只要她立得正,行得端,任你风吹浪打,终归无损分毫。
云袖收拾好笔墨,轻声问:“小姐,明日还要去看布庄整改?”
“去。”沈清鸢答,“辰时出发,带上新拟的《伙计轮训章程》。另外,你再去一趟西角门,查一查那晚送信前后,可有谁进出异常,尤其是那两个婆子的亲戚熟人。”
云袖应下,低头记录。
沈清鸢站起身,走到书架前,取出一本旧册翻看。是她亲手整理的《府中人丁录》,每一名仆役的籍贯、入府年月、亲属关系,皆有记载。她指尖缓缓滑过纸页,目光沉静。
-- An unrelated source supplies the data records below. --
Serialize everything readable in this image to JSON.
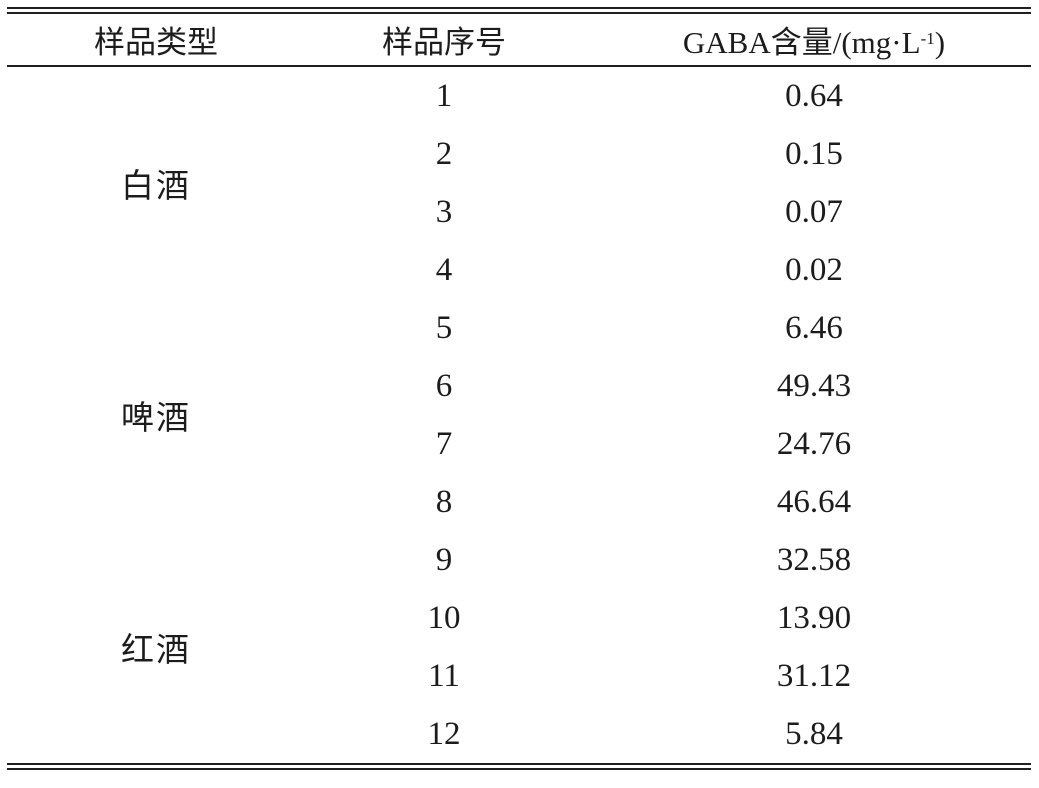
{
  "table": {
    "columns": [
      "样品类型",
      "样品序号",
      "GABA含量/(mg·L⁻¹)"
    ],
    "header": {
      "sample_type": "样品类型",
      "sample_no": "样品序号",
      "gaba_pre": "GABA含量/(mg·L",
      "gaba_sup": "-1",
      "gaba_post": ")"
    },
    "groups": [
      {
        "type": "白酒",
        "samples": [
          {
            "no": "1",
            "value": "0.64"
          },
          {
            "no": "2",
            "value": "0.15"
          },
          {
            "no": "3",
            "value": "0.07"
          },
          {
            "no": "4",
            "value": "0.02"
          }
        ]
      },
      {
        "type": "啤酒",
        "samples": [
          {
            "no": "5",
            "value": "6.46"
          },
          {
            "no": "6",
            "value": "49.43"
          },
          {
            "no": "7",
            "value": "24.76"
          },
          {
            "no": "8",
            "value": "46.64"
          }
        ]
      },
      {
        "type": "红酒",
        "samples": [
          {
            "no": "9",
            "value": "32.58"
          },
          {
            "no": "10",
            "value": "13.90"
          },
          {
            "no": "11",
            "value": "31.12"
          },
          {
            "no": "12",
            "value": "5.84"
          }
        ]
      }
    ]
  },
  "chart_data": {
    "type": "table",
    "title": "",
    "columns": [
      "样品类型",
      "样品序号",
      "GABA含量/(mg·L-1)"
    ],
    "rows": [
      [
        "白酒",
        1,
        0.64
      ],
      [
        "白酒",
        2,
        0.15
      ],
      [
        "白酒",
        3,
        0.07
      ],
      [
        "白酒",
        4,
        0.02
      ],
      [
        "啤酒",
        5,
        6.46
      ],
      [
        "啤酒",
        6,
        49.43
      ],
      [
        "啤酒",
        7,
        24.76
      ],
      [
        "啤酒",
        8,
        46.64
      ],
      [
        "红酒",
        9,
        32.58
      ],
      [
        "红酒",
        10,
        13.9
      ],
      [
        "红酒",
        11,
        31.12
      ],
      [
        "红酒",
        12,
        5.84
      ]
    ]
  },
  "colors": {
    "text": "#1c1c1c",
    "rule": "#1f1f1f",
    "background": "#ffffff"
  }
}
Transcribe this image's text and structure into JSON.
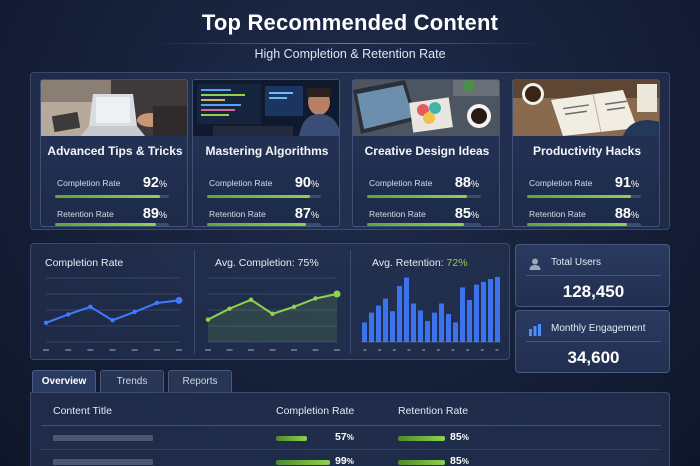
{
  "header": {
    "title": "Top Recommended Content",
    "subtitle": "High Completion & Retention Rate"
  },
  "cards": [
    {
      "title": "Advanced Tips & Tricks",
      "completion_label": "Completion Rate",
      "completion": "92",
      "retention_label": "Retention Rate",
      "retention": "89",
      "completion_fraction": 0.92,
      "retention_fraction": 0.89,
      "image": "laptop-notebook-photo"
    },
    {
      "title": "Mastering Algorithms",
      "completion_label": "Completion Rate",
      "completion": "90",
      "retention_label": "Retention Rate",
      "retention": "87",
      "completion_fraction": 0.9,
      "retention_fraction": 0.87,
      "image": "programmer-code-screens-photo"
    },
    {
      "title": "Creative Design Ideas",
      "completion_label": "Completion Rate",
      "completion": "88",
      "retention_label": "Retention Rate",
      "retention": "85",
      "completion_fraction": 0.88,
      "retention_fraction": 0.85,
      "image": "design-desk-coffee-photo"
    },
    {
      "title": "Productivity Hacks",
      "completion_label": "Completion Rate",
      "completion": "91",
      "retention_label": "Retention Rate",
      "retention": "88",
      "completion_fraction": 0.91,
      "retention_fraction": 0.88,
      "image": "writing-notebook-coffee-photo"
    }
  ],
  "percent_sign": "%",
  "charts": {
    "completion_title": "Completion Rate",
    "avg_completion_title": "Avg. Completion: 75%",
    "avg_retention_prefix": "Avg. Retention: ",
    "avg_retention_value": "72%"
  },
  "chart_data": [
    {
      "type": "line",
      "title": "Completion Rate",
      "x": [
        1,
        2,
        3,
        4,
        5,
        6,
        7
      ],
      "values": [
        30,
        43,
        55,
        34,
        47,
        61,
        65
      ],
      "ylim": [
        0,
        100
      ],
      "grid": true,
      "color": "#3f7bff"
    },
    {
      "type": "area",
      "title": "Avg. Completion: 75%",
      "x": [
        1,
        2,
        3,
        4,
        5,
        6,
        7
      ],
      "values": [
        35,
        52,
        66,
        44,
        55,
        68,
        75
      ],
      "ylim": [
        0,
        100
      ],
      "grid": true,
      "color": "#8fd24e"
    },
    {
      "type": "bar",
      "title": "Avg. Retention: 72%",
      "x": [
        1,
        2,
        3,
        4,
        5,
        6,
        7,
        8,
        9,
        10,
        11,
        12,
        13,
        14,
        15,
        16,
        17,
        18,
        19,
        20
      ],
      "values": [
        28,
        42,
        52,
        62,
        44,
        80,
        92,
        55,
        45,
        30,
        42,
        55,
        40,
        28,
        78,
        60,
        82,
        86,
        90,
        93
      ],
      "ylim": [
        0,
        100
      ],
      "grid": false,
      "color": "#3f7bff"
    }
  ],
  "stats": [
    {
      "label": "Total Users",
      "value": "128,450",
      "icon": "user-icon"
    },
    {
      "label": "Monthly Engagement",
      "value": "34,600",
      "icon": "bar-chart-icon"
    }
  ],
  "tabs": [
    {
      "label": "Overview",
      "active": true
    },
    {
      "label": "Trends",
      "active": false
    },
    {
      "label": "Reports",
      "active": false
    }
  ],
  "table": {
    "headers": [
      "Content Title",
      "Completion Rate",
      "Retention Rate"
    ],
    "rows": [
      {
        "completion": "57",
        "retention": "85",
        "completion_fraction": 0.57,
        "retention_fraction": 0.85
      },
      {
        "completion": "99",
        "retention": "85",
        "completion_fraction": 0.99,
        "retention_fraction": 0.85
      }
    ]
  },
  "colors": {
    "accent_green": "#8fd24e",
    "accent_blue": "#3f7bff",
    "background": "#131c33"
  }
}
夜深了,烛火渐暗。她吹灭两支,只留一盏伴读灯。窗外月光如练,照得庭院如洗。
她坐在灯下,一页页翻看人丁录,笔尖偶尔在纸上点一下,似在标记什么。
云袖站在屏风外,不敢打扰。她知道,小姐看似平静,实则早已开始布局。那些躲在暗处想看她失态的人,终究会明白——沈清鸢不是任人毁谤的软弱主母,而是能以静水深流之势,悄然碾碎阴谋的清醒之人。
而此刻,她只是静静地坐着,像一座不动的山。
笔尖忽然在某一页停下。
她盯着一个名字看了许久。
那是西角门守卫小吴的表兄,名叫周六郎,原是府中旧厨役,半年前因贪墨被辞退,如今在城南一家酒楼帮工。
她轻轻用指甲在名字旁划了一道短横。
然后合上册子,起身吹灭最后一盏灯。
黑暗中,她的声音很轻:“明早,你去趟城南,打听一下周六郎最近可曾回府走动过。”
云袖低声应是。
沈清鸢解下发簪,放在妆台上。铜镜中,她的面容沉静如水,眼底却有一丝锐光闪过。
她知道,风是从哪里吹起来的。
现在,她要顺着风,找到那个放火的人。